But documents released to the Herald from each of the country's 20 District Health Boards under the Official Information Act have revealed:
• 2013/2014 audits of several hospitals' use found in many cases - up to 40 per cent in some - fluoroquinolones were given to people suffering from illnesses other than those specified by Pharmac.
• Only 42 per cent of the 19 patients at Whanganui DHB prescribed Ciprofloxacin in August 2014 had been given it for an approved use.
• The New Zealand Centre for Adverse Reaction Monitoring (CARM) has received 445 reports of suspected negative reactions to fluoroquinolones since 2007. That included 64 cases of tendinitis and 24 tendon ruptures.
• The drug was dispensed from community pharmacies across the country more than 1.8 million times in the last decade.
• Prescriptions for fluoroquinolone eye drops - recommended for an infection of the cornea and sometimes used to treat middle ear infections- have increased by more than 300 per cent.
Clinical director of infection services at Middlemore, Dr David Holland, and Eamon Duffy, the pharmacist in charge of improving the use of antibiotics at Auckland District Health Board wrote a letter to Pharmac - which allocates the funding for drugs - on May 8 last year recommending the regulator further restrict funding of Ciprofloxacin.
They want it under a "special authority" classification which would require GPs to get approval from an infectious disease specialist or microbiologist before prescribing it.
Ciprofloxacin increased in use to become the 10th most heavily used antibiotic in New Zealand between 2006 and 2014, and during this period resistance to the drug had increased, including in the bacterium which causes gonorrhoea, the letter said.
Australia had heavily restricted the use of fluoroquinolones by changing how it was funded and had lower rates of use and resistance than New Zealand, the letter said.
But Pharmac have not announced any plans to further restrict the drugs and in October instead widened the criteria for Ciprofloxacin eye drops, allowing them to be used to treat middle ear infections.
Sarah Fitt, Pharmac's director of operations, told the Herald the organisation sought advice from the Pharmacology and Therapeutics Advisory Committee on how medicine should be used.
And although most of the responsibility for prescribing medications sat with medical practitioners, it worked with other authorities like the Best Practice Advocacy Centre (BPACnz) and Auckland University's Goodfellow Unit to provide doctors with guidance.
In 2013, in a newsletter update for his pathology service, clinical microbiologist Dr Michael Addidle warned doctors in the Bay of Plenty of the increasing use of fluoroquinolones in the area and rise in resistance of urinary E.coli to the drugs.
He said GPs should only prescribe ciprofloxacin for gonorrhoea that was resistant to other antibiotics, confirmed cases of Pseudomonas spp (a bacteria that can cause UTIs), kidney infections or prostatitis.
"All other clinical indications should be discussed with a clinical microbiologist or infectious disease specialist before prescribing ciprofloxacin," Addidle wrote.
In 2016, Rotorua Hospital's pharmacy removed another kind of fluoroquinolone, Norfloxacin, from shelves after a local microbiologist raised concerns about how it was being prescribed.

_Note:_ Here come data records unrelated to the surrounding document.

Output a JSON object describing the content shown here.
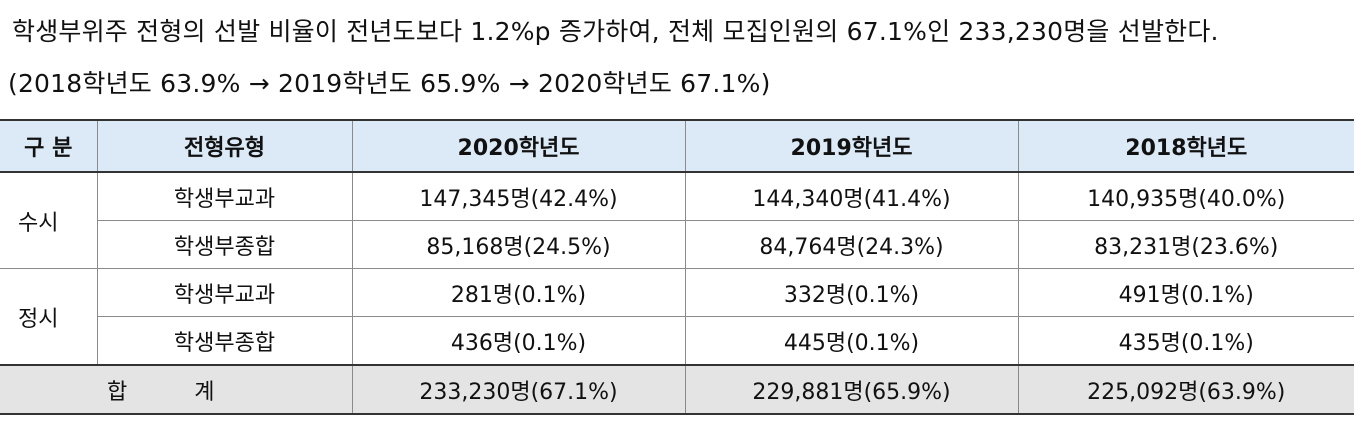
{
  "summary": {
    "line1": "학생부위주 전형의 선발 비율이 전년도보다 1.2%p 증가하여, 전체 모집인원의 67.1%인 233,230명을 선발한다.",
    "line2": "(2018학년도 63.9% → 2019학년도 65.9% → 2020학년도 67.1%)"
  },
  "table": {
    "headers": {
      "category": "구 분",
      "type": "전형유형",
      "y2020": "2020학년도",
      "y2019": "2019학년도",
      "y2018": "2018학년도"
    },
    "groups": [
      {
        "label": "수시",
        "rows": [
          {
            "type": "학생부교과",
            "y2020": "147,345명(42.4%)",
            "y2019": "144,340명(41.4%)",
            "y2018": "140,935명(40.0%)"
          },
          {
            "type": "학생부종합",
            "y2020": "85,168명(24.5%)",
            "y2019": "84,764명(24.3%)",
            "y2018": "83,231명(23.6%)"
          }
        ]
      },
      {
        "label": "정시",
        "rows": [
          {
            "type": "학생부교과",
            "y2020": "281명(0.1%)",
            "y2019": "332명(0.1%)",
            "y2018": "491명(0.1%)"
          },
          {
            "type": "학생부종합",
            "y2020": "436명(0.1%)",
            "y2019": "445명(0.1%)",
            "y2018": "435명(0.1%)"
          }
        ]
      }
    ],
    "total": {
      "label": "합 계",
      "y2020": "233,230명(67.1%)",
      "y2019": "229,881명(65.9%)",
      "y2018": "225,092명(63.9%)"
    },
    "colors": {
      "header_bg": "#dbeaf6",
      "total_bg": "#e4e4e4"
    }
  }
}
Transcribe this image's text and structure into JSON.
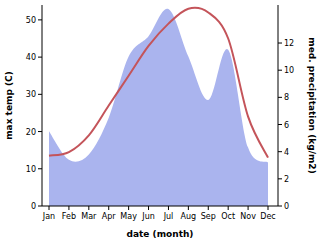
{
  "chart_data": {
    "type": "line",
    "xlabel": "date (month)",
    "ylabel": "max temp (C)",
    "y2label": "med. precipitation (kg/m2)",
    "categories": [
      "Jan",
      "Feb",
      "Mar",
      "Apr",
      "May",
      "Jun",
      "Jul",
      "Aug",
      "Sep",
      "Oct",
      "Nov",
      "Dec"
    ],
    "ylim": [
      0,
      54
    ],
    "yticks": [
      0,
      10,
      20,
      30,
      40,
      50
    ],
    "y2lim": [
      0,
      14.8
    ],
    "y2ticks": [
      0,
      2,
      4,
      6,
      8,
      10,
      12
    ],
    "series": [
      {
        "type": "area",
        "axis": "y2",
        "color": "#aab4ee",
        "values": [
          5.5,
          3.4,
          3.8,
          6.5,
          11,
          12.5,
          14.5,
          11,
          7.8,
          11.5,
          4.3,
          3.2
        ]
      },
      {
        "type": "line",
        "color": "#c4545a",
        "values": [
          13.5,
          14.5,
          19,
          27,
          35,
          43,
          49,
          53,
          52,
          45,
          24,
          13
        ]
      }
    ]
  }
}
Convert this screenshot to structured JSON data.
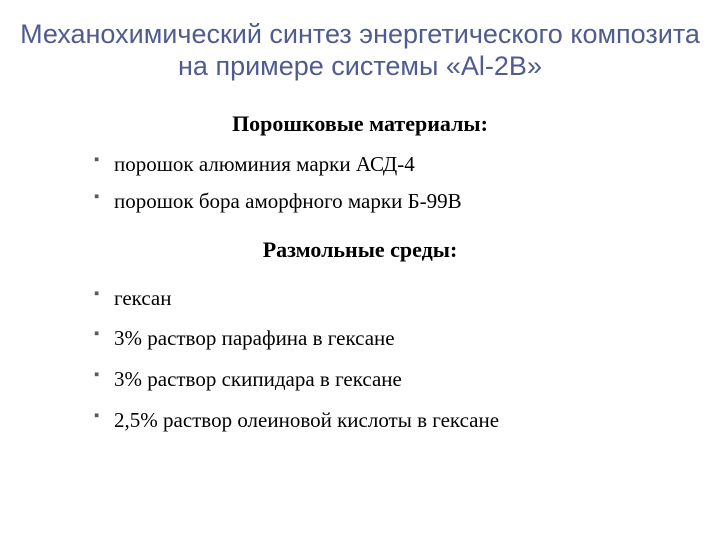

It can now only be ordered after approval from an infectious disease specialist.
The Ministry of Health said it was investigating how to develop a system for monitoring the prescription of antibiotics - including fluoroquinolones - as part of its New Zealand Antimicrobial Resistance Action Plan.
Guidelines from BPACnz - an independent non-profit for the education of medical practitioners in New Zealand - used by the Ministry of Health state Ciprofloxacin can be used against severe or prolonged campylobacter food poisoning, gonorrhoea, mild kidney infections in adults and skin infections in the ear known as otitis externa with secondary infection. However this should occur only once other antibiotics have been tried first and haven't worked.
It should only ever be used first, instead of other treatments, for severe salmonella food poisoning or for some kinds of UTIs.
A spokesman for Medsafe said the number of negative reactions were "in line with what is expected from the data sheets for the individual medicines".
It continuously monitored the safety of all medicines and was confident the benefits fluoroquinolones outweighed the risks of harm when used appropriately.
In September, Richard Pyne, from Glasgow, told Al Jazeera that he had not been able to walk in more than a year after taking Ciprofloxacin for prostatitis.
Essex woman Jane Allan said in a Daily Mail report in 2016 that symptoms including tingling and burning sensations lasted months after she stopped taking the drug.
The US Food and Drug Administration has repeatedly warned about the "disabling and potentially permanent serious side effects" of fluoroquinolones taken orally.
They can affect the nervous system, tendons, muscles and joints and include tendon ruptures and peripheral neuropathy (nerve damage to the arms and legs).
In a drug safety communication issued in 2016, the agency said the risk generally outweighed the benefits of using fluoroquinolones to treat many illnesses - including acute sinusitis and uncomplicated urinary tract infections (UTIs).